Motycka aims to expose and comprehend the southern segregationist response to Brown v. Board of education to determine why and how the association started leading up to current history. The article concludes that the Brown V. Board of Education’s legacies display an unceasing battle to desegregate schools and Americans should protect the educational structure to promote equal education and battle inequality.

Onwuachi-Willig, A. (2019). Reconceptualizing the harms of discrimination: How Brown v. Board of Education helped to further white supremacy. Va. L. Rev., 105, 343.

The article highlights that the Brown V. Board of Education failed to categorize and counterattack the complete damages of discrimination, thus furthering white supremacy instead of overpowering it. According to Onwuachi-Willig, Brown V. Board of Education’s failure to discourse the complete range of damages of racism has led to two particular problems in society. The first problem is a sustained and incorrect sense of white superiority that strengthens and supports the organizations and structures that work to spread racial inequality.

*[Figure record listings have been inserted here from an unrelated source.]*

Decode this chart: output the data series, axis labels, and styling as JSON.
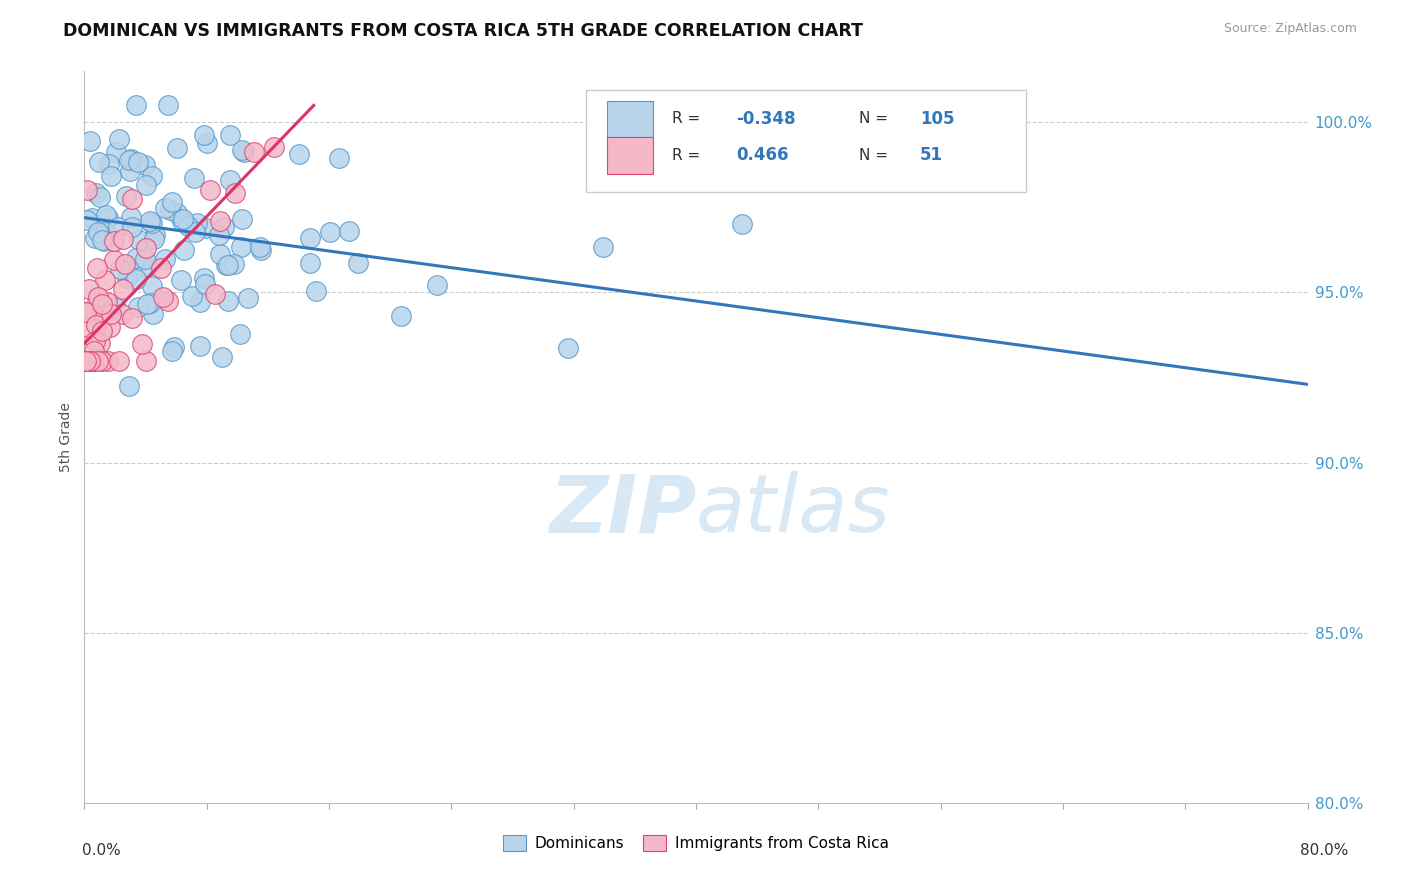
{
  "title": "DOMINICAN VS IMMIGRANTS FROM COSTA RICA 5TH GRADE CORRELATION CHART",
  "source": "Source: ZipAtlas.com",
  "ylabel": "5th Grade",
  "yaxis_ticks": [
    80.0,
    85.0,
    90.0,
    95.0,
    100.0
  ],
  "yaxis_labels": [
    "80.0%",
    "85.0%",
    "90.0%",
    "95.0%",
    "100.0%"
  ],
  "xlim": [
    0.0,
    80.0
  ],
  "ylim": [
    80.0,
    101.5
  ],
  "blue_R": -0.348,
  "blue_N": 105,
  "pink_R": 0.466,
  "pink_N": 51,
  "legend_label_blue": "Dominicans",
  "legend_label_pink": "Immigrants from Costa Rica",
  "blue_color": "#b8d4ea",
  "pink_color": "#f4b8c8",
  "blue_edge_color": "#5599cc",
  "pink_edge_color": "#dd4477",
  "blue_line_color": "#3377bb",
  "pink_line_color": "#dd3366",
  "watermark_color": "#c8dff0",
  "background_color": "#ffffff",
  "grid_color": "#cccccc",
  "blue_trend_x0": 0.0,
  "blue_trend_y0": 97.2,
  "blue_trend_x1": 80.0,
  "blue_trend_y1": 92.3,
  "pink_trend_x0": 0.0,
  "pink_trend_y0": 93.5,
  "pink_trend_x1": 15.0,
  "pink_trend_y1": 100.5
}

The second problem is racism desensitizes Whites, where numerous of them fail to notice how racial discrimination, especially towards African Americans, also harms them. The author argues that both problems result in greater societal harm, with a partial means for eliminating racial inequality. The article concludes that examining the Brown V. Board of Education is essential to understand how the gaps in that verdict resulted in contemporary racial realism, where background and history are overlooked and equality remains evasive.

Yearby, R. (2018). Racial disparities in health status and access to healthcare: the continuation of inequality in the United States due to structural racism. American Journal of Economics and Sociology, 77(3-4), 1113-1152.

Professor Yearby asserts that the 1954 Brown v. Board of Education verdict concluded that unequal and separate education dishonored and breached the Constitution since separate is intrinsically unequal. Numerous individuals trusted that the ruling and other reforms, such as the Voting Rights Act of 1965, would end discrimination against the black community in America. According to the editorial, disparities still exist because the laws and rulings did not modify the structures of America.

Notably, structural racism hinders blacks from acquiring equal access to healthcare, income, employment, and wealth. The author highlights how structural racism endures and sources racial disparities between Caucasians and African Americans. The article concludes that adopting reforms and laws, such as a novel anti-discrimination decree to cope with intentional racial prejudice towards African Americans in healthcare access, is essential. This would end structural racism in employment, healthcare, income and end racial inequalities.